TRAVERSE CITY – When Academy Award-winning filmmaker and northern Michigan resident Michael Moore announced that Traverse City would be hosting its own film festival and that he would be heading it, he was confronted with his fair share of skeptics. Doubts were put to rest when the 1st Annual Traverse City Film Festival experienced an overwhelming success, putting Traverse City on the map for culture rather than agriculture, bringing the community together and contributing to the area's economy.
In its first year, the Traverse City Film Festival received more than 50,000 admissions and lured movie fans from all over Michigan, Illinois, Ohio and Canada. It is estimated that more than $1 million dollars was pumped into local businesses during the Festival, which proved to be more successful than the infamous Sundance Film Festival in its first year. One local newspaper described last year's festival as "The best thing to happen since the Ice Age left us Lake Michigan."
Film festivals in small towns like Traverse City have increased across the nation in the past few years, proving to be not only a great way to attract dollars and movies that would otherwise not be viewed in such small locales, but also a great way to bring the community together for the timeless tradition of cinema.
One such community, Bend, Ore., approximately the size of Grand Traverse County, will hold its third film festival this October. Bend is a rapidly growing community and tourist destination similar to Traverse City with its historic downtown district and picturesque location. In its two year history, the BendFilm Festival has seen "rapid growth and its popularity has exceeded most expectations, and has attracted a predominantly regional (and in some instances, national) audience to Bend for the festival," according to Festival Public Relations Director Justin Yax. "At the same time, it is also an event that is hugely popular with the local audience, and was created in part to bring culture to our growing community."
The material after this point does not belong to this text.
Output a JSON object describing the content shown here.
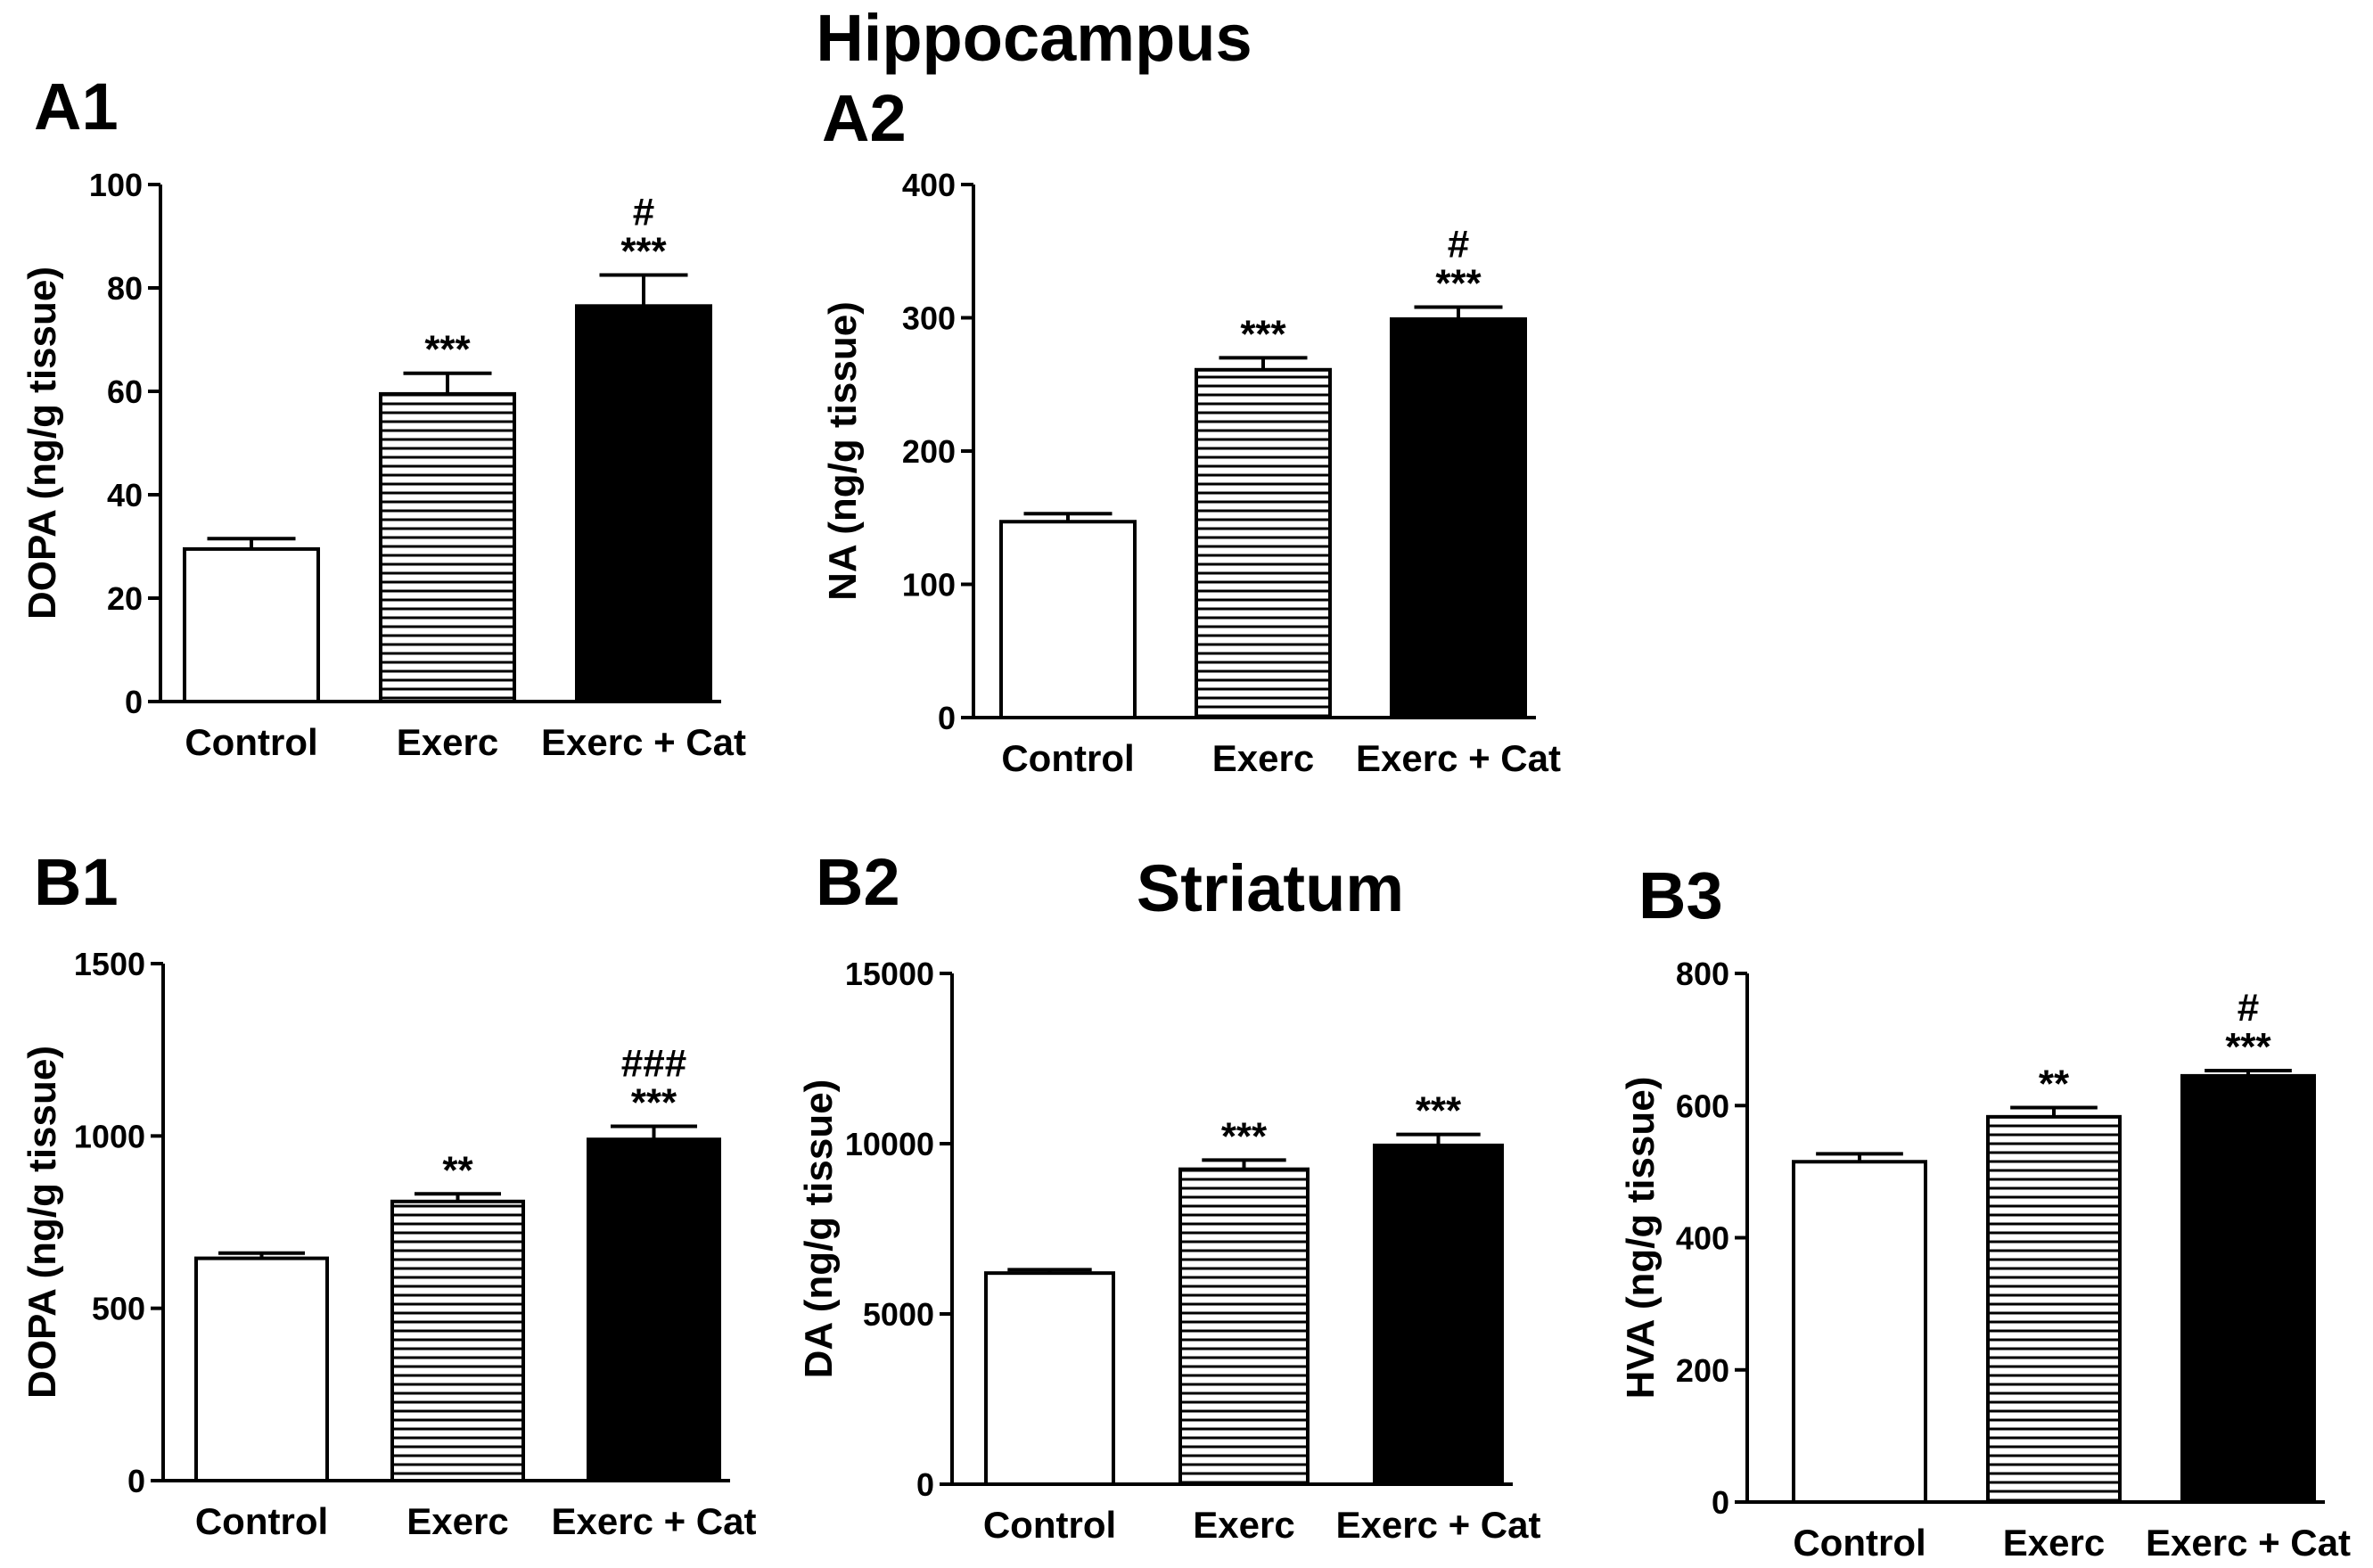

Back in Traverse City, our film festival has not only brought culture, but has contributed to the city's economy. The question is…how much? A Film Festival press release states simply that "with its 50,000 admissions in summer 2005, the festival added significantly to the local economy."
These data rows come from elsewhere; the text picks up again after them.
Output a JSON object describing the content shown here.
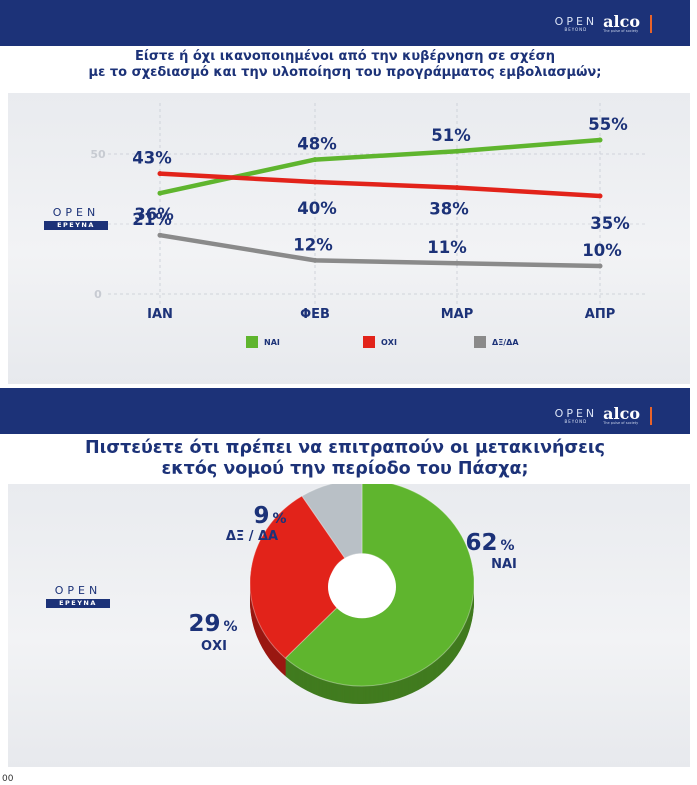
{
  "branding": {
    "open_text": "OPEN",
    "open_sub": "BEYOND",
    "alco_text": "alco",
    "alco_tagline": "The pulse of society"
  },
  "left_logo": {
    "word": "OPEN",
    "sub": "ΕΡΕΥΝΑ"
  },
  "colors": {
    "yes": "#5fb52e",
    "no": "#e2231a",
    "dk": "#8a8a8a",
    "navy": "#1c3278"
  },
  "chart_data": [
    {
      "type": "line",
      "title": "Είστε ή όχι ικανοποιημένοι από την κυβέρνηση σε σχέση με το σχεδιασμό και την υλοποίηση του προγράμματος εμβολιασμών;",
      "title_lines": [
        "Είστε ή όχι ικανοποιημένοι από την κυβέρνηση σε σχέση",
        "με το σχεδιασμό και την υλοποίηση του προγράμματος εμβολιασμών;"
      ],
      "categories": [
        "ΙΑΝ",
        "ΦΕΒ",
        "ΜΑΡ",
        "ΑΠΡ"
      ],
      "y_ticks": [
        "0",
        "50"
      ],
      "ylim": [
        0,
        65
      ],
      "grid": true,
      "legend_position": "bottom",
      "series": [
        {
          "name": "ΝΑΙ",
          "values": [
            36,
            48,
            51,
            55
          ],
          "labels": [
            "36%",
            "48%",
            "51%",
            "55%"
          ],
          "color": "#5fb52e"
        },
        {
          "name": "ΟΧΙ",
          "values": [
            43,
            40,
            38,
            35
          ],
          "labels": [
            "43%",
            "40%",
            "38%",
            "35%"
          ],
          "color": "#e2231a"
        },
        {
          "name": "ΔΞ/ΔΑ",
          "values": [
            21,
            12,
            11,
            10
          ],
          "labels": [
            "21%",
            "12%",
            "11%",
            "10%"
          ],
          "color": "#8a8a8a"
        }
      ]
    },
    {
      "type": "pie",
      "title": "Πιστεύετε ότι πρέπει να επιτραπούν οι μετακινήσεις εκτός νομού την περίοδο του Πάσχα;",
      "title_lines": [
        "Πιστεύετε ότι πρέπει να επιτραπούν οι μετακινήσεις",
        "εκτός νομού την περίοδο του Πάσχα;"
      ],
      "slices": [
        {
          "name": "ΝΑΙ",
          "value": 62,
          "value_label": "62",
          "color": "#5fb52e"
        },
        {
          "name": "ΟΧΙ",
          "value": 29,
          "value_label": "29",
          "color": "#e2231a"
        },
        {
          "name": "ΔΞ / ΔΑ",
          "value": 9,
          "value_label": "9",
          "color": "#b9c0c6"
        }
      ],
      "percent_sign": "%"
    }
  ],
  "bottom_text": "00"
}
It's difficult to calculate an exact number on just how much money was pumped into the community, though research shows that "cultural travelers" spend more on average than the average U.S. traveler. Cultural travelers spend more money per trip ($615) than the average U.S. traveler ($425), stay longer per trip (4.7 nights compared to 3.3 nights), and are more likely to engage in shopping activities (45 percent compared to 33 percent).
According to Traverse City Area Chamber of Commerce President Doug Luciani, it's about more than just the money, however.
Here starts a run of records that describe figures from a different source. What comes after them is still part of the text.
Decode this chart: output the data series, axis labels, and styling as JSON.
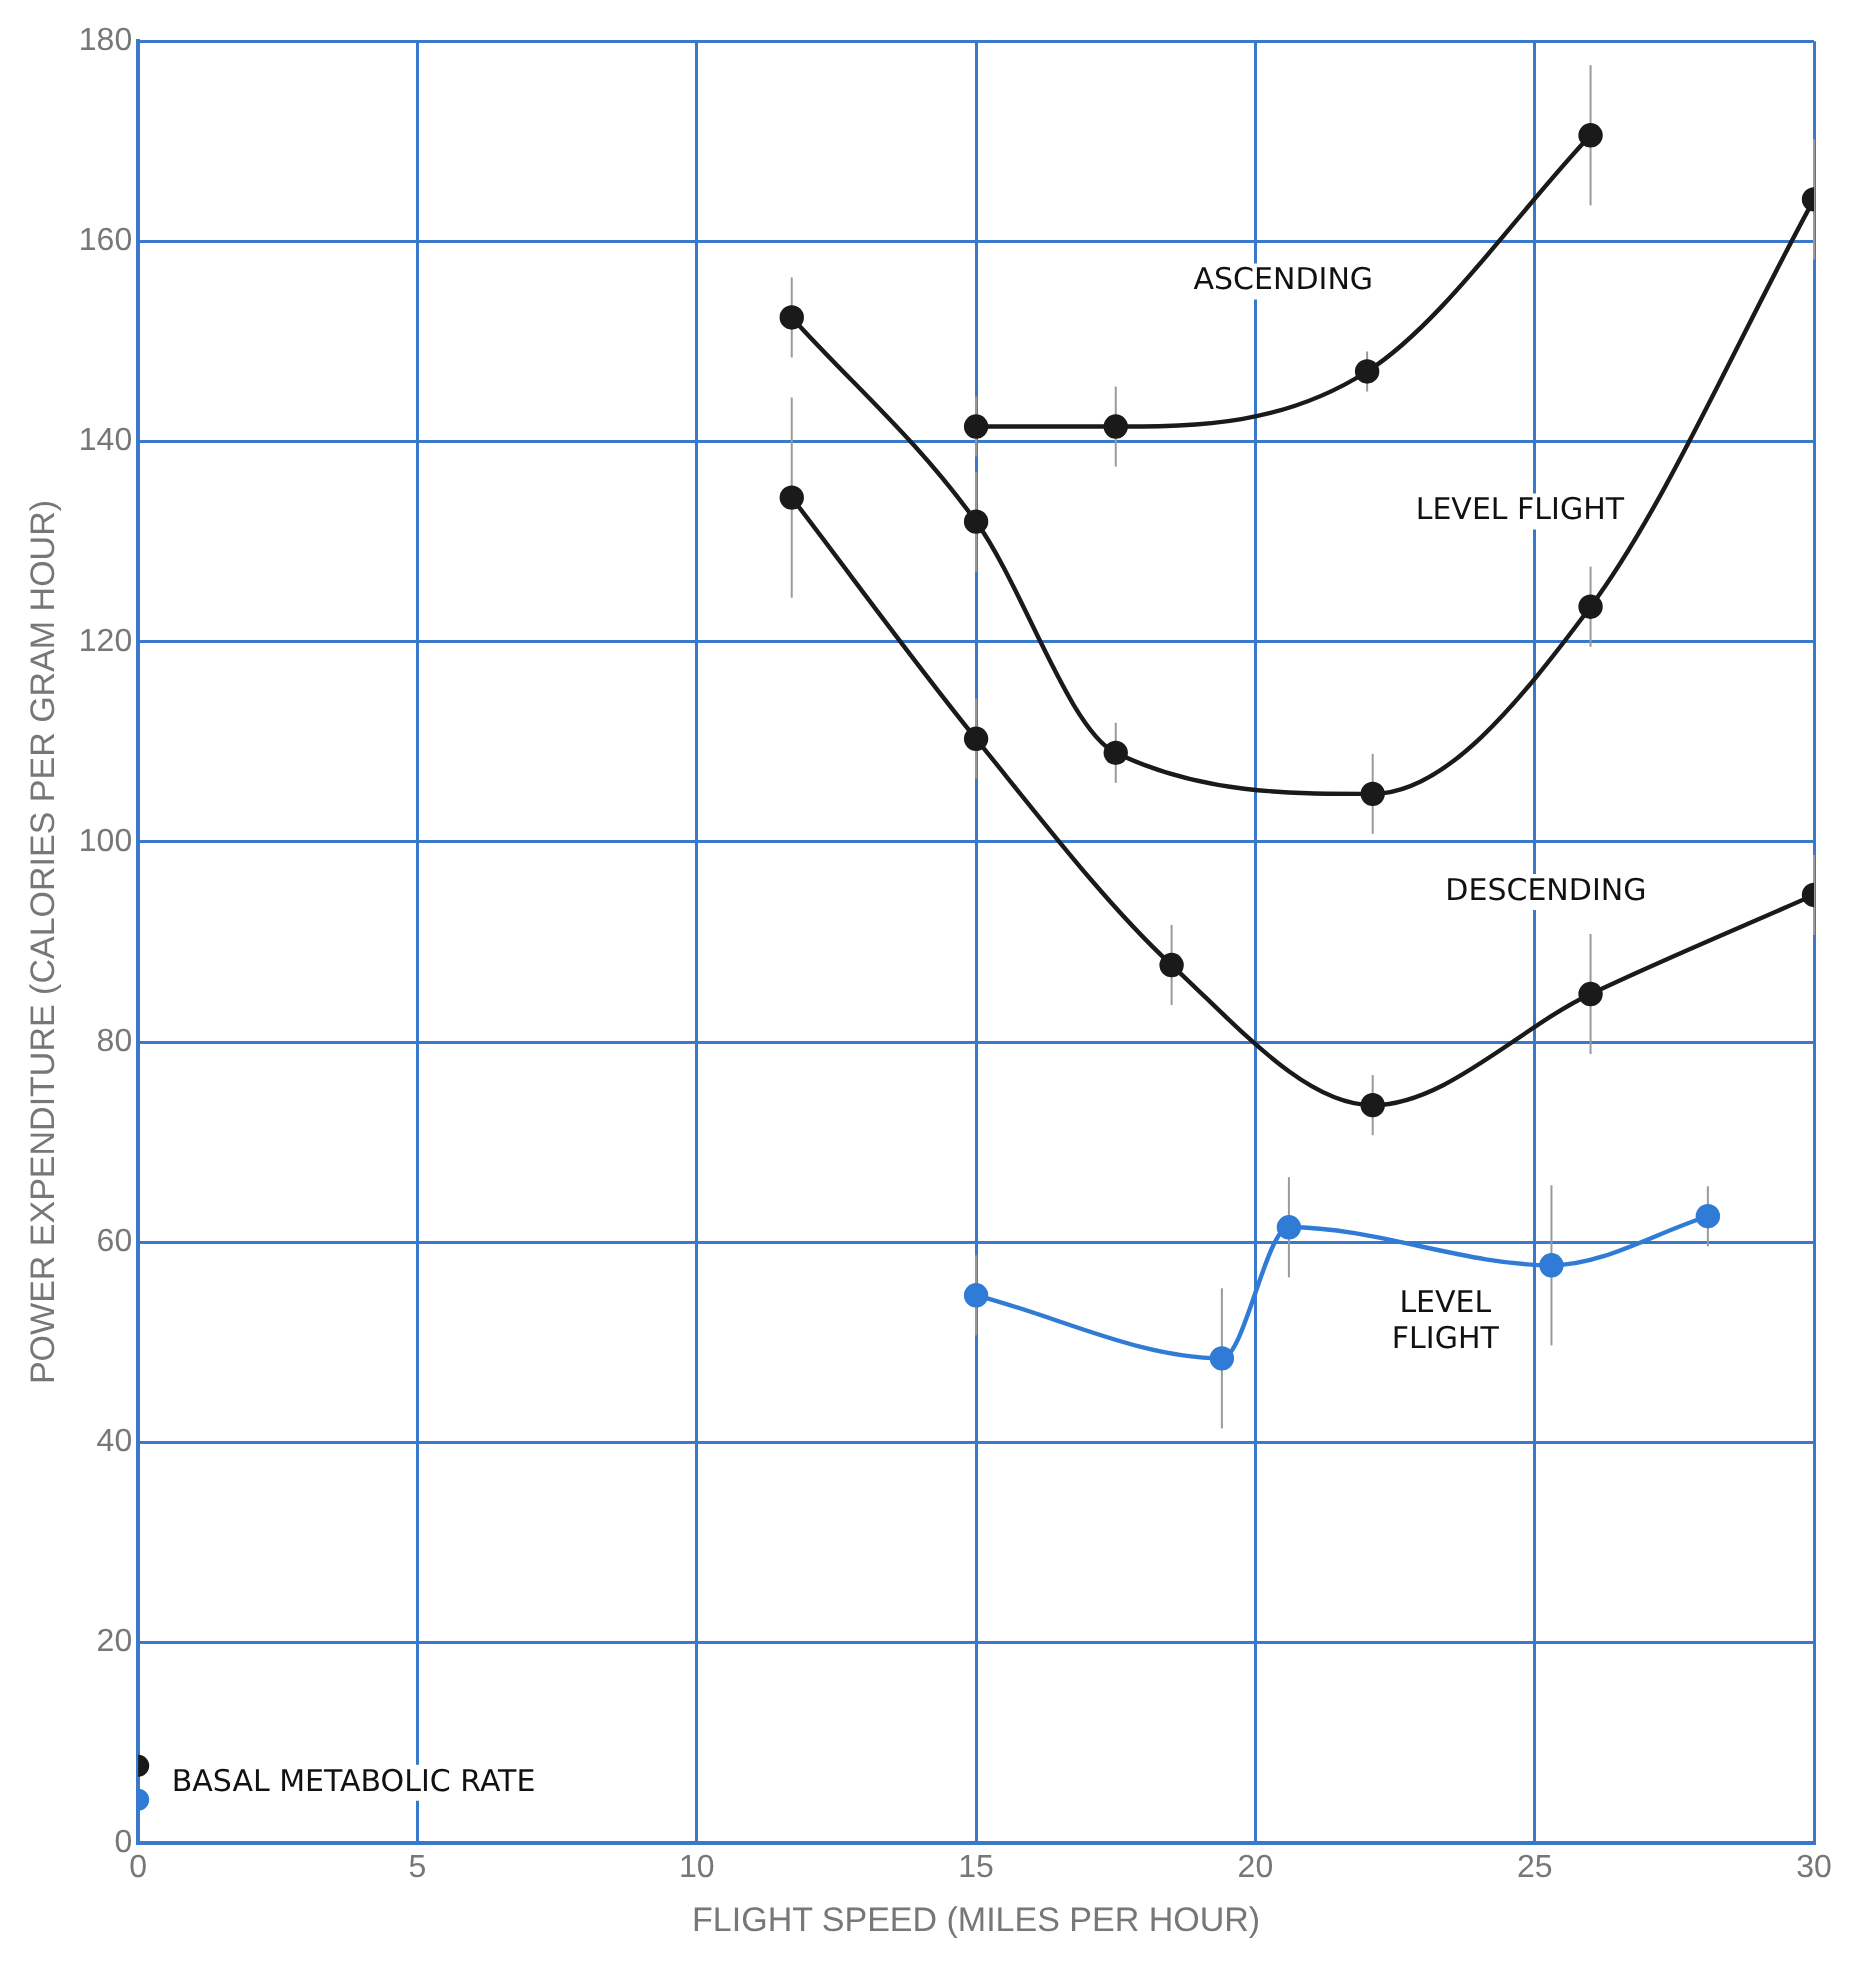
{
  "chart_data": {
    "type": "line",
    "xlabel": "FLIGHT SPEED (MILES PER HOUR)",
    "ylabel": "POWER EXPENDITURE (CALORIES PER GRAM HOUR)",
    "xlim": [
      0,
      30
    ],
    "xticks": [
      0,
      5,
      10,
      15,
      20,
      25,
      30
    ],
    "ylim": [
      0,
      180
    ],
    "yticks": [
      0,
      20,
      40,
      60,
      80,
      100,
      120,
      140,
      160,
      180
    ],
    "grid": true,
    "legend": false,
    "marker": "circle",
    "line_style": "solid",
    "series": [
      {
        "name": "ASCENDING",
        "color": "#1a1a1a",
        "x": [
          15,
          17.5,
          22,
          26
        ],
        "values": [
          141.5,
          141.5,
          147,
          170.6
        ],
        "errors": [
          3,
          4,
          2,
          7
        ]
      },
      {
        "name": "LEVEL FLIGHT",
        "color": "#1a1a1a",
        "x": [
          11.7,
          15,
          17.5,
          22.1,
          26,
          30
        ],
        "values": [
          152.4,
          132,
          108.9,
          104.8,
          123.5,
          164.2
        ],
        "errors": [
          4,
          5,
          3,
          4,
          4,
          6
        ]
      },
      {
        "name": "DESCENDING",
        "color": "#1a1a1a",
        "x": [
          11.7,
          15,
          18.5,
          22.1,
          26,
          30
        ],
        "values": [
          134.4,
          110.3,
          87.7,
          73.7,
          84.8,
          94.7
        ],
        "errors": [
          10,
          4,
          4,
          3,
          6,
          4
        ]
      },
      {
        "name": "LEVEL FLIGHT",
        "color": "#2f7bd6",
        "x": [
          15,
          19.4,
          20.6,
          25.3,
          28.1
        ],
        "values": [
          54.7,
          48.4,
          61.5,
          57.7,
          62.6
        ],
        "errors": [
          4,
          7,
          5,
          8,
          3
        ]
      },
      {
        "name": "BASAL METABOLIC RATE",
        "type": "scatter",
        "x": [
          0,
          0
        ],
        "values": [
          7.7,
          4.3
        ],
        "colors": [
          "#1a1a1a",
          "#2f7bd6"
        ]
      }
    ]
  }
}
"I can't think of a better example of a way to grow businesses and build the community," said Luciani. "If we didn't already have it, the reality is, we'd be spending hundreds of hours to find a way to get it."
The 2006 Traverse City Film Festival will see minor changes from last year's event. While the venues will stay the same (the State Theatre, Open Space, City Opera House, and the Old Town Playhouse), the event will take place July 31 through August 6, with six full days of movies compared to last year's five day event. There will be a 50 percent increase in screenings this year, with nearly 50 films scheduled to be shown.